For journalists, like me, who love to run, trying to make sense of these conflicts is almost impossible. I have spent much of my career exploring the unsavory corners of professional endurance sports, and everything I have learned has inevitably been more complicated and nuanced than I could have imagined. We have to live with the knowledge, for example, that world champion sprinter Justin Gatlin’s first doping offense was caused by a substance that he had been prescribed since childhood for his attention deficit disorder. But before you get too comfortable with the idea that he is a clean athlete done wrong, remember that five years later, he failed a doping test for testosterone, and claimed that he had been sabotaged by his masseur. (Gatlin was banned from playing sports for four years and continues to claim his innocence.)
The line of dubious claims from athletes caught cheating is long: my twin died in utero, and that’s why I have someone else’s. blood cells In Myself; I kissed (or love made a) someone who used the drugs; somebody spiked my beer on steroids; I drank too much whiskey last night, and it increased my testosterone; there must have been strychnine in my pigeon cake.
Even if we ignore the spectrum of performance enhancing drugs in running, there are equity issues with funding, access to training facilities, and now equipment. Some Nike-sponsored athletes who dominated the podium at the last Olympics wore shoes that were technically illegal because they were not widely available to the public before the race, as stipulated by World Athletics rules. Nike went so far as to apparently color his road running shoes to look like a different model in an effort to hide them from the authorities. It worked. When laboratory tests showed that the shoes give a 4 percent efficiency benefit, on average, the races were over and the athletes who had worn other shoes had no recourse.
This problem has become more complicated since then. While other brands rush to catch up, Nike has built track shoes With similar technology they have already begun to rewrite the record books.
The beauty of a race, whether on a playground or in an Olympic stadium, is that it is paramount, basic, and easy to understand. And the lack of technology that affects it has historically meant that current times can be compared with those of past generations. But now, professional running has reached a point of dissonance so deep that it is overwhelming. When an athlete achieves a new record or wins a gold medal, fans are now plagued with insurmountable questions. Is that person high? Did your shoes make a difference? How many prescription performance-enhancing drugs are they taking that they don’t really need?
It’s the last one I found so insidious during my reporting.
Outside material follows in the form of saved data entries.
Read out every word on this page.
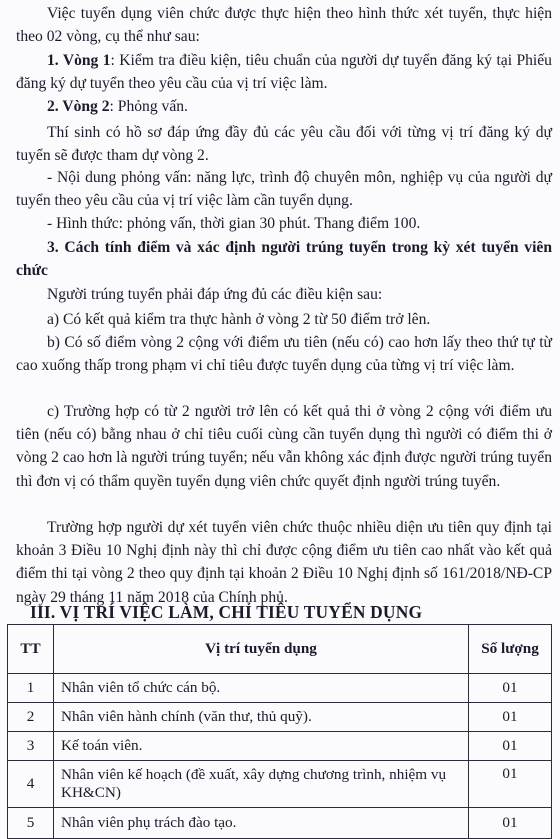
Việc tuyển dụng viên chức được thực hiện theo hình thức xét tuyển, thực hiện theo 02 vòng, cụ thể như sau:

1. Vòng 1: Kiểm tra điều kiện, tiêu chuẩn của người dự tuyển đăng ký tại Phiếu đăng ký dự tuyển theo yêu cầu của vị trí việc làm.

2. Vòng 2: Phỏng vấn.

Thí sinh có hồ sơ đáp ứng đầy đủ các yêu cầu đối với từng vị trí đăng ký dự tuyển sẽ được tham dự vòng 2.

- Nội dung phỏng vấn: năng lực, trình độ chuyên môn, nghiệp vụ của người dự tuyển theo yêu cầu của vị trí việc làm cần tuyển dụng.

- Hình thức: phỏng vấn, thời gian 30 phút. Thang điểm 100.

3. Cách tính điểm và xác định người trúng tuyển trong kỳ xét tuyển viên chức

Người trúng tuyển phải đáp ứng đủ các điều kiện sau:

a) Có kết quả kiểm tra thực hành ở vòng 2 từ 50 điểm trở lên.

b) Có số điểm vòng 2 cộng với điểm ưu tiên (nếu có) cao hơn lấy theo thứ tự từ cao xuống thấp trong phạm vi chỉ tiêu được tuyển dụng của từng vị trí việc làm.

c) Trường hợp có từ 2 người trở lên có kết quả thi ở vòng 2 cộng với điểm ưu tiên (nếu có) bằng nhau ở chỉ tiêu cuối cùng cần tuyển dụng thì người có điểm thi ở vòng 2 cao hơn là người trúng tuyển; nếu vẫn không xác định được người trúng tuyển thì đơn vị có thẩm quyền tuyển dụng viên chức quyết định người trúng tuyển.

Trường hợp người dự xét tuyển viên chức thuộc nhiều diện ưu tiên quy định tại khoản 3 Điều 10 Nghị định này thì chỉ được cộng điểm ưu tiên cao nhất vào kết quả điểm thi tại vòng 2 theo quy định tại khoản 2 Điều 10 Nghị định số 161/2018/NĐ-CP ngày 29 tháng 11 năm 2018 của Chính phủ.

III. VỊ TRÍ VIỆC LÀM, CHỈ TIÊU TUYỂN DỤNG

TT	Vị trí tuyển dụng	Số lượng
1	Nhân viên tổ chức cán bộ.	01
2	Nhân viên hành chính (văn thư, thủ quỹ).	01
3	Kế toán viên.	01
4	Nhân viên kế hoạch (đề xuất, xây dựng chương trình, nhiệm vụ KH&CN)	01
5	Nhân viên phụ trách đào tạo.	01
When advances in drug testing made illicit substance doping more difficult to conceal in the wake of the Lance Armstrong era, teams began employing doctors to prescribe substances that their athlete patients might not need medically, but certainly they helped with oxygen transport, energy levels, recovery, and weight loss. This vast gray area remains untouched by anti-doping agencies.
Still, and I’m shaking my head as I write this, I can’t turn away. There is something so naturally dramatic about a foot race. The Olympics are an opportunity for athletes in a sport like running, which Americans forget in the years between the Games, to completely change their lives by performing on the largest stage in the world. The years of sacrifice and effort exposed are truly impressive. And the emotion that I feel when witnessing this is trueRegardless of how crazy I get For now, it is enoughsingle enough, to continue enduring the pain of being a fan.